Anheuser-Busch faced a new threat at the dawn of the twentieth century. For decades, the venerable brewery on Pestalozzi Street had battled rival brewers such as the Lemps, but its new enemy didn't brew beer. Quite to the contrary, the Temperance movement sought the annihilation of beer in St. Louis and the entire country. August Busch correctly predicted that the goal of the anti-alcohol zealots, Prohibition, would prove to be the greatest existential threat to the future of his brewery.
For most of the history of America, drinking alcohol in public remained a strictly male pastime. Saloons served as gathering places for men supposedly neglecting their familial duties after work. Busch realized the consumption of alcohol in St. Louis needed a public-relations makeover; ever the hustler, he tackled the challenge with the Busch characteristic need for innovation. First, he began to promote the corporate icon of the Feasting Fox, or Bevo, from traditional German myth. Likewise, also looking back to the Old Country, Anheuser-Busch sought to redefine public drinking in America with a series of "family-friendly" drinking establishments.

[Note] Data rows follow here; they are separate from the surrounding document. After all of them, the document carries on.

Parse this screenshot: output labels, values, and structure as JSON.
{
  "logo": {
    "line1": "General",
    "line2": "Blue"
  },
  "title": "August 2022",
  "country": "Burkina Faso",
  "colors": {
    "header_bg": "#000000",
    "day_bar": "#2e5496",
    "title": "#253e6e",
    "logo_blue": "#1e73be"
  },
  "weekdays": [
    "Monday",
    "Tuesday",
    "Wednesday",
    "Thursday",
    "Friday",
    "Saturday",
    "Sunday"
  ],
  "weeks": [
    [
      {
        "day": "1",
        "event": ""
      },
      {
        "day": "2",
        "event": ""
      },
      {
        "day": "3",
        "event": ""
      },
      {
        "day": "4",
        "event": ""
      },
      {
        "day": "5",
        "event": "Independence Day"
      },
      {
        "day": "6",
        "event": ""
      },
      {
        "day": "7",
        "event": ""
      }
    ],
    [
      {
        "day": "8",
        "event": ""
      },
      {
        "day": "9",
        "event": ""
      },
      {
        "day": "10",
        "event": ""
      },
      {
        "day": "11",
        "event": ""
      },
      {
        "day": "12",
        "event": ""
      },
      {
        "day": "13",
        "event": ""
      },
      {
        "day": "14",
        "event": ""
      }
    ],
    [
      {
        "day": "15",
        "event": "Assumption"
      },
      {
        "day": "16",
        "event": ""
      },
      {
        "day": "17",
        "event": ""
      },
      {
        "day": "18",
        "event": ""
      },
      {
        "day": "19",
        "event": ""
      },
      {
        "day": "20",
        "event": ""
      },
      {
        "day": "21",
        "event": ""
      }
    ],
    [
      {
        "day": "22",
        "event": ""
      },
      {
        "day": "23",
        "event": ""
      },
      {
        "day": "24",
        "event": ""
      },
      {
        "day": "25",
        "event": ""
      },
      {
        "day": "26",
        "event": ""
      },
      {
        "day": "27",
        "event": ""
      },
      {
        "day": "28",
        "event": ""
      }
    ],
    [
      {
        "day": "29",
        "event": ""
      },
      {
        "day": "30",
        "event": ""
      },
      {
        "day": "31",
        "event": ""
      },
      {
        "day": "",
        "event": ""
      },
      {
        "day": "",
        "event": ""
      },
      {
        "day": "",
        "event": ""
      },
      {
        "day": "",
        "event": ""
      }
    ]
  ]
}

Borrowing from German half-timber construction, or fachwerk, the new restaurants sought to not only to project a more wholesome image, but also to embrace Busch's European heritage. The new restaurants abandoned the dark interiors of saloons, substituting them with bright, light-filled interiors and hearty German meals. Placed in strategic locations throughout the rapidly expanding Dutchtown and Bevo neighborhoods, the heart of German St. Louis, Anheuser-Busch began its most daring experiment in community relations.